SCISSIONE DEM, IL CATINO ROSSO DI TESTACCIO E’ GIA’ UN ALTRO MONDO RISPETTO AL PD
AL NETTO DEI RITUALI DI ATTRIBUIRE ALL’ALTRO LA ROTTURA, ORMAI LA DISTANZA CON RENZI E’ ANTROPOLOGICA… DOMANI LA PRESENTAZIONE DEL DOCUMENTO: “LO BOCCERANNO E USCIAMO”
C’è vita sul pianeta sinistra. Le immagini di Guerre stellari, dietro il palco, mostrano un’astronave e Yoda, simbolo della saggezza di un mondo lontano: “Devi sentire la forza intorno a te”.
Sul palco Peppino Caldarola, ex direttore dell’Unità e presentatore della kermesse, spiega: “Quell’astronave è la sinistra, dobbiamo tirarla fuori”.

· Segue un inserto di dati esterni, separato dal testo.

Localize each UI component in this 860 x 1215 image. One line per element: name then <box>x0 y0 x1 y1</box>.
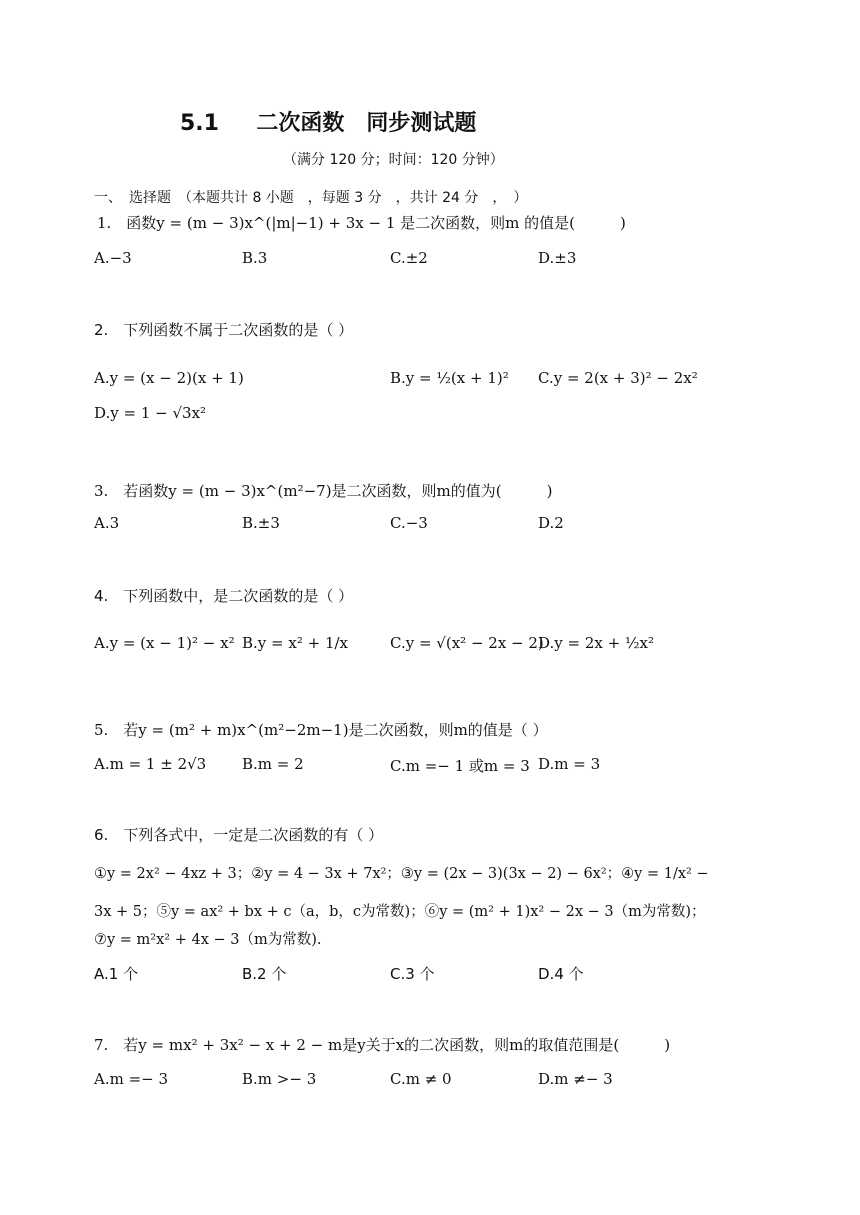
question-2-stem: 2. 下列函数不属于二次函数的是（ ） <box>94 321 354 339</box>
page-title <box>180 106 476 137</box>
q3-option-a: A.3 <box>94 514 120 532</box>
q6-option-a: A.1 个 <box>94 965 139 983</box>
q4-option-d: D.y = 2x + ½x² <box>538 634 654 652</box>
q7-option-b: B.m >− 3 <box>242 1070 317 1088</box>
title-text: 二次函数 同步测试题 <box>256 111 477 136</box>
q4-option-a: A.y = (x − 1)² − x² <box>94 634 235 652</box>
q6-option-c: C.3 个 <box>390 965 435 983</box>
q4-option-b: B.y = x² + 1/x <box>242 634 349 652</box>
question-7-stem: 7. 若y = mx² + 3x² − x + 2 − m是y关于x的二次函数，则m的取值范围是( ) <box>94 1036 671 1054</box>
q7-option-a: A.m =− 3 <box>94 1070 169 1088</box>
title-number: 5.1 <box>180 111 219 136</box>
q7-option-c: C.m ≠ 0 <box>390 1070 452 1088</box>
q2-option-c: C.y = 2(x + 3)² − 2x² <box>538 369 698 387</box>
q6-option-b: B.2 个 <box>242 965 287 983</box>
q1-option-b: B.3 <box>242 249 268 267</box>
question-6-stem: 6. 下列各式中，一定是二次函数的有（ ） <box>94 826 384 844</box>
q3-option-d: D.2 <box>538 514 564 532</box>
q5-option-c: C.m =− 1 或m = 3 <box>390 757 530 775</box>
q5-option-d: D.m = 3 <box>538 755 601 773</box>
q7-option-d: D.m ≠− 3 <box>538 1070 613 1088</box>
question-1-stem: 1. 函数y = (m − 3)x^(|m|−1) + 3x − 1 是二次函数，则m 的值是( ) <box>97 214 626 232</box>
q2-option-b: B.y = ½(x + 1)² <box>390 369 509 387</box>
q5-option-b: B.m = 2 <box>242 755 304 773</box>
section-heading: 一、 选择题 （本题共计 8 小题 ，每题 3 分 ，共计 24 分 ， ） <box>94 190 528 206</box>
question-4-stem: 4. 下列函数中，是二次函数的是（ ） <box>94 587 354 605</box>
q6-line-1: ①y = 2x² − 4xz + 3；②y = 4 − 3x + 7x²；③y = (2x − 3)(3x − 2) − 6x²；④y = 1/x² − <box>94 866 709 882</box>
q1-option-c: C.±2 <box>390 249 428 267</box>
question-5-stem: 5. 若y = (m² + m)x^(m²−2m−1)是二次函数，则m的值是（ ） <box>94 721 548 739</box>
q6-line-2: 3x + 5；⑤y = ax² + bx + c（a，b，c为常数)；⑥y = (m² + 1)x² − 2x − 3（m为常数)； <box>94 904 706 920</box>
q6-line-3: ⑦y = m²x² + 4x − 3（m为常数). <box>94 932 322 948</box>
q1-option-d: D.±3 <box>538 249 577 267</box>
subtitle: （满分 120 分；时间：120 分钟） <box>283 152 504 168</box>
q3-option-c: C.−3 <box>390 514 428 532</box>
q3-option-b: B.±3 <box>242 514 280 532</box>
q2-option-d: D.y = 1 − √3x² <box>94 404 207 422</box>
q6-option-d: D.4 个 <box>538 965 584 983</box>
question-3-stem: 3. 若函数y = (m − 3)x^(m²−7)是二次函数，则m的值为( ) <box>94 482 553 500</box>
q2-option-a: A.y = (x − 2)(x + 1) <box>94 369 244 387</box>
q1-option-a: A.−3 <box>94 249 132 267</box>
q4-option-c: C.y = √(x² − 2x − 2) <box>390 634 544 652</box>
q5-option-a: A.m = 1 ± 2√3 <box>94 755 207 773</box>
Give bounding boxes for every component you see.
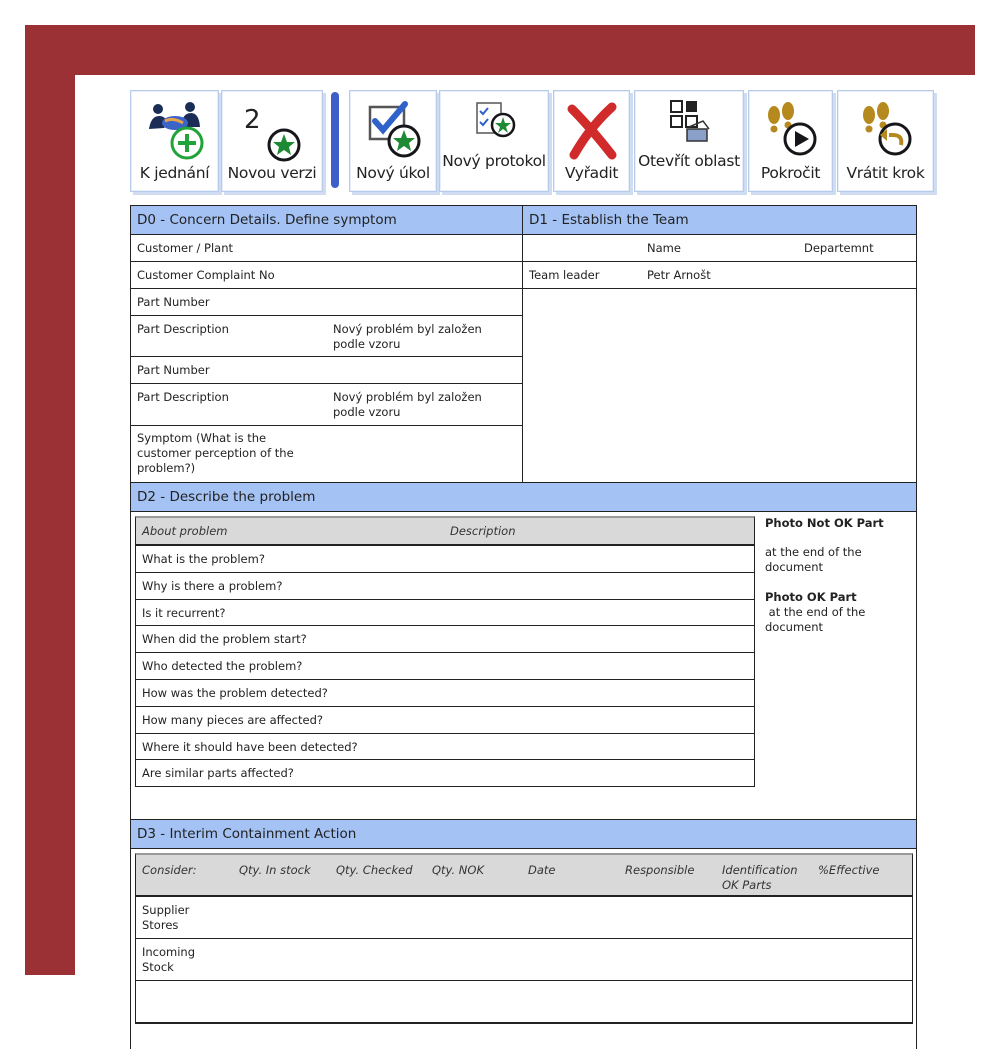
d3-col-qty-nok: Qty. NOK: [432, 863, 484, 877]
d1-header: D1 - Establish the Team: [523, 206, 916, 235]
new-task-button[interactable]: [349, 90, 437, 192]
d3-section: [131, 849, 916, 1049]
advance-button-label: Pokročit: [760, 164, 821, 182]
d3-col-responsible: Responsible: [625, 863, 695, 877]
new-version-button-label: Novou verzi: [227, 164, 317, 182]
return-step-button[interactable]: [837, 90, 934, 192]
d0-row-value[interactable]: Nový problém byl založen podle vzoru: [333, 322, 482, 351]
new-protocol-button-label: Nový protokol: [442, 152, 546, 170]
d0-row-part-number-2: [131, 357, 522, 384]
d3-row-label: Incoming Stock: [142, 945, 196, 974]
d0-row-value[interactable]: Nový problém byl založen podle vzoru: [333, 390, 482, 419]
d3-col-consider: Consider:: [142, 863, 197, 877]
d3-row-label: Supplier Stores: [142, 903, 190, 932]
meeting-add-icon: [145, 99, 205, 165]
open-area-icon: [665, 99, 713, 151]
d0-row-part-description: [131, 316, 522, 357]
d2-question-row[interactable]: Why is there a problem?: [136, 573, 754, 600]
d2-question-row[interactable]: How many pieces are affected?: [136, 707, 754, 734]
d0-header: D0 - Concern Details. Define symptom: [131, 206, 522, 235]
d3-col-effective: %Effective: [818, 863, 880, 877]
d1-col-name: Name: [647, 241, 681, 255]
new-task-icon: [362, 101, 424, 165]
d0-row-label: Part Number: [137, 363, 210, 377]
return-step-icon: [857, 101, 915, 163]
photo-ok-title: Photo OK Part: [765, 590, 857, 604]
advance-button[interactable]: [748, 90, 833, 192]
d1-team-row: [523, 262, 916, 289]
version-number: 2: [244, 105, 261, 135]
open-area-button[interactable]: [634, 90, 744, 192]
d0-section: [131, 206, 523, 482]
d2-problem-table: [135, 516, 755, 787]
d3-table-header: [136, 855, 912, 897]
d2-question-row[interactable]: Who detected the problem?: [136, 653, 754, 680]
d2-table-header: [136, 518, 754, 546]
d0-row-label: Part Number: [137, 295, 210, 309]
d3-row-empty[interactable]: [136, 981, 912, 1023]
return-step-button-label: Vrátit krok: [846, 164, 925, 182]
d3-col-qty-checked: Qty. Checked: [336, 863, 413, 877]
new-version-button[interactable]: [221, 90, 323, 192]
8d-report-sheet: [130, 205, 917, 1049]
d0-d1-section: [131, 206, 916, 483]
d2-header: D2 - Describe the problem: [131, 483, 916, 512]
d0-row-complaint-no: [131, 262, 522, 289]
document-viewport: [75, 75, 975, 974]
d0-row-label: Customer / Plant: [137, 241, 234, 255]
d0-row-customer-plant: [131, 235, 522, 262]
d3-containment-table: [135, 853, 913, 1024]
photo-ok-text: at the end of the document: [765, 605, 869, 634]
d2-question-row[interactable]: What is the problem?: [136, 546, 754, 573]
d1-section: [523, 206, 916, 482]
page-frame: [25, 25, 975, 975]
document-area: [75, 75, 975, 975]
d1-column-headers: [523, 235, 916, 262]
new-version-icon: [266, 127, 302, 167]
d3-row-supplier-stores[interactable]: [136, 897, 912, 939]
new-protocol-icon: [469, 97, 519, 153]
d0-row-part-description-2: [131, 384, 522, 426]
d3-col-date: Date: [528, 863, 556, 877]
d0-row-part-number: [131, 289, 522, 316]
discard-x-icon: [566, 103, 618, 163]
d3-row-incoming-stock[interactable]: [136, 939, 912, 981]
d0-row-label: Symptom (What is the customer perception of the problem?): [137, 431, 294, 475]
d3-header: D3 - Interim Containment Action: [131, 820, 916, 849]
advance-step-icon: [762, 101, 820, 163]
open-area-button-label: Otevřít oblast: [638, 152, 740, 170]
d1-team-name[interactable]: Petr Arnošt: [647, 268, 711, 282]
d3-col-identification: Identification OK Parts: [722, 863, 798, 892]
new-task-button-label: Nový úkol: [356, 164, 430, 182]
discard-button-label: Vyřadit: [564, 164, 619, 182]
d2-question-row[interactable]: Are similar parts affected?: [142, 766, 294, 781]
photo-not-ok-title: Photo Not OK Part: [765, 516, 884, 530]
photo-not-ok-text: at the end of the document: [765, 545, 862, 574]
d0-row-symptom: [131, 426, 522, 483]
d2-question-row[interactable]: Is it recurrent?: [136, 600, 754, 627]
d3-col-qty-in-stock: Qty. In stock: [239, 863, 311, 877]
d0-row-label: Customer Complaint No: [137, 268, 275, 282]
d1-col-department: Departemnt: [804, 241, 874, 255]
meeting-button[interactable]: [130, 90, 219, 192]
d0-row-label: Part Description: [137, 322, 229, 336]
new-protocol-button[interactable]: [439, 90, 549, 192]
d2-question-row[interactable]: Where it should have been detected?: [136, 734, 754, 761]
d0-row-label: Part Description: [137, 390, 229, 404]
discard-button[interactable]: [553, 90, 630, 192]
toolbar-separator: [331, 92, 339, 188]
d1-team-role: Team leader: [529, 268, 600, 282]
d2-col-about: About problem: [142, 524, 228, 538]
d2-question-row[interactable]: When did the problem start?: [136, 626, 754, 653]
meeting-button-label: K jednání: [139, 164, 210, 182]
d2-col-description: Description: [450, 524, 516, 538]
d2-section: [131, 512, 916, 820]
d2-question-row[interactable]: How was the problem detected?: [136, 680, 754, 707]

Poco prima, sulle note di Bandiera rossa, versione riadattata (“evviva il socialismo e la libertà ”) aveva così salutato i presenti: “Spero che questo canto vi aiuti a togliere le rughe dal cuore”.
Teatro Vittoria a Testaccio, core di Roma: la scissione, nella sua sostanza politica, è irreversibile, prima che si consumino gli ultimi rituali.

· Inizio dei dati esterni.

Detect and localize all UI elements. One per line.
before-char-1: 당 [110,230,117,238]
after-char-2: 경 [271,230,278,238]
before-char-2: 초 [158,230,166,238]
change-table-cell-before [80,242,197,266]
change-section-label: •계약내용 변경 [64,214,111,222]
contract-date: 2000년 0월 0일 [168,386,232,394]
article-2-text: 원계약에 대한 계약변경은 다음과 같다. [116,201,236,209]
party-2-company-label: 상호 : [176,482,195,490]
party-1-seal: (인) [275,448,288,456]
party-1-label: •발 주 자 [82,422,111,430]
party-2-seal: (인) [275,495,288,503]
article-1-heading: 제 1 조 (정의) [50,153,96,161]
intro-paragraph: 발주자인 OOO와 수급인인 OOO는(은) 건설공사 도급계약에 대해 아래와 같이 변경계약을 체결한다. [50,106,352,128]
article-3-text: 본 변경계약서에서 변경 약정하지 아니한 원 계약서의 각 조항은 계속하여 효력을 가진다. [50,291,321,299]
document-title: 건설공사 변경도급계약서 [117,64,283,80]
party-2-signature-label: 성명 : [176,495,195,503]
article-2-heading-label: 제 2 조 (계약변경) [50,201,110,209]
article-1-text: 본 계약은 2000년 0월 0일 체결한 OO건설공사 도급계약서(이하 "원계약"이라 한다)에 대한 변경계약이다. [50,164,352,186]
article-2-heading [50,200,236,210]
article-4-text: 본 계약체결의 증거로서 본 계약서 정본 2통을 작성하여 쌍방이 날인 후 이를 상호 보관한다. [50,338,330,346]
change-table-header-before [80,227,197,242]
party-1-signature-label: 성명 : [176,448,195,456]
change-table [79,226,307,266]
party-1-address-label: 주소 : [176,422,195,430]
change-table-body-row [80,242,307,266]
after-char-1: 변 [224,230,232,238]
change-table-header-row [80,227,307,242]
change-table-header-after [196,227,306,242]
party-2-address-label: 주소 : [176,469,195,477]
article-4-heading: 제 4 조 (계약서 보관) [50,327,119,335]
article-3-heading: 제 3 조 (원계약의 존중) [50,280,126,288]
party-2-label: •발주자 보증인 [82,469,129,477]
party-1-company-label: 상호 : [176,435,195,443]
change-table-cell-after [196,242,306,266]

L’ultimo prevede la presentazione di un documento all’assemblea di domenica, in cui saranno messi nero su bianco i punti della “svolta”, stra-ripetuti in questi giorni, rifiutata la quale “l’inizio di una nuova storia” è inevitabile: 1) l’impegno a far durare il governo fino al 2018; 2) l’impegno del governo a una inversione di rotta su scuola e lavoro 3) congresso a scadenza naturale, ovvero ottobre.

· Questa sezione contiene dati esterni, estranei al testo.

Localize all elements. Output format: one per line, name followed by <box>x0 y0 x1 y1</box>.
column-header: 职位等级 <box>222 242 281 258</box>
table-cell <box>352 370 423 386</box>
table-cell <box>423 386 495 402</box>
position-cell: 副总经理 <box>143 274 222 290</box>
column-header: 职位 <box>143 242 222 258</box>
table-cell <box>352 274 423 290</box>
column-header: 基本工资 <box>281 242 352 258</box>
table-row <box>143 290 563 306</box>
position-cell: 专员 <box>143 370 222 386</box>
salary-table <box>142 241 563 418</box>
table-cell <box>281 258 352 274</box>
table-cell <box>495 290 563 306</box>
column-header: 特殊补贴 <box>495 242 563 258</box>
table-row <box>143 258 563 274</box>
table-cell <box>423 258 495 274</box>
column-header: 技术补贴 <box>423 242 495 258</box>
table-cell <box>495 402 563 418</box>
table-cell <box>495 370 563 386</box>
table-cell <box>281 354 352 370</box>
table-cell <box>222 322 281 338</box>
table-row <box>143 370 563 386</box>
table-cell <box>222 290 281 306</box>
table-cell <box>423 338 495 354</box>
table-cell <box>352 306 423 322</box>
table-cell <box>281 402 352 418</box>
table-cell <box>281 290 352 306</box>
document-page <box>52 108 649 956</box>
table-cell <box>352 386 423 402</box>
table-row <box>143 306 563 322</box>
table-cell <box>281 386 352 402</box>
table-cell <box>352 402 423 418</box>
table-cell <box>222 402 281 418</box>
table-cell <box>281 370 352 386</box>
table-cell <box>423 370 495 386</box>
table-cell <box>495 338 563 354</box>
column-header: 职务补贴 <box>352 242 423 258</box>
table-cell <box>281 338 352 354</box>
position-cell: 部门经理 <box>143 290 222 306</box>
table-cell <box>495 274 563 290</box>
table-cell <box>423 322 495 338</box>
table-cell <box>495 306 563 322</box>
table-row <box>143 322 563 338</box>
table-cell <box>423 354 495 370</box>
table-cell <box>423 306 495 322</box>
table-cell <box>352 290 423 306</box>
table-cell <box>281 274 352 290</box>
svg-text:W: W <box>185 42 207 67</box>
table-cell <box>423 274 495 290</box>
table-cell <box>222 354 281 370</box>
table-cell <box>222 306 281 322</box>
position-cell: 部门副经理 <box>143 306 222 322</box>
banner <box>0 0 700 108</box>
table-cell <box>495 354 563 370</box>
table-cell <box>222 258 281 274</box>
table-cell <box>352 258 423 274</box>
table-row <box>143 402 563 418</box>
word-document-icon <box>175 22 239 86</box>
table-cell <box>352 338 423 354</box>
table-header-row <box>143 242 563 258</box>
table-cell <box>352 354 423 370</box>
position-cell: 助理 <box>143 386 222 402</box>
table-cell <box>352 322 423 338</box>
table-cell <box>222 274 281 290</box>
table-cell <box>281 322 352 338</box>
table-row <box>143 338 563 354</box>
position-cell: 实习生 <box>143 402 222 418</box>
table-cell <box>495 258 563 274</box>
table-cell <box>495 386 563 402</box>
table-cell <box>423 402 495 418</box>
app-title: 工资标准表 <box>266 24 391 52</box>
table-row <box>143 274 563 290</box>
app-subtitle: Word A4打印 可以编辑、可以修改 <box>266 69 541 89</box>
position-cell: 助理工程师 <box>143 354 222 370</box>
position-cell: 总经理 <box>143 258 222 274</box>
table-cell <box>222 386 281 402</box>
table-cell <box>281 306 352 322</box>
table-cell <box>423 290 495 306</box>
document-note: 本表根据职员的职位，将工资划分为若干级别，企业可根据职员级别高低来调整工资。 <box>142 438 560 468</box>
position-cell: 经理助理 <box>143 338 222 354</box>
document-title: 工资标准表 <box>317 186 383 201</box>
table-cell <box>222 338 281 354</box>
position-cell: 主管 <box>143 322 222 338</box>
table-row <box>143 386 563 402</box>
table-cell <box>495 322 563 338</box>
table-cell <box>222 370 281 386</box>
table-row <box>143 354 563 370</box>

In serata sarà messo a punto da Speranza, Rossi e Emiliano. E sarà chiesto di metterlo ai voti all’assemblea di domani: “Lo bocceranno e a quel punto usciamo” spiegano fonti informate.
Al netto del rituale, conta il cuore, che è già oltre l’ostacolo. E oltre il Pd.
Il Vittoria è un catino, nient’affatto nostalgico, molto di sinistra.
Enrico Rossi parla di “inquietudine verso il presente”, di “riforma del capitalismo”, di “sfruttamento del lavoro”, “Abbiamo accettato troppo supinamente il mondo così com’è”: “Se hai troppa vicinanza coi potenti, se esalti Marchionne, non meravigliarti se i precari ti sentono distante”.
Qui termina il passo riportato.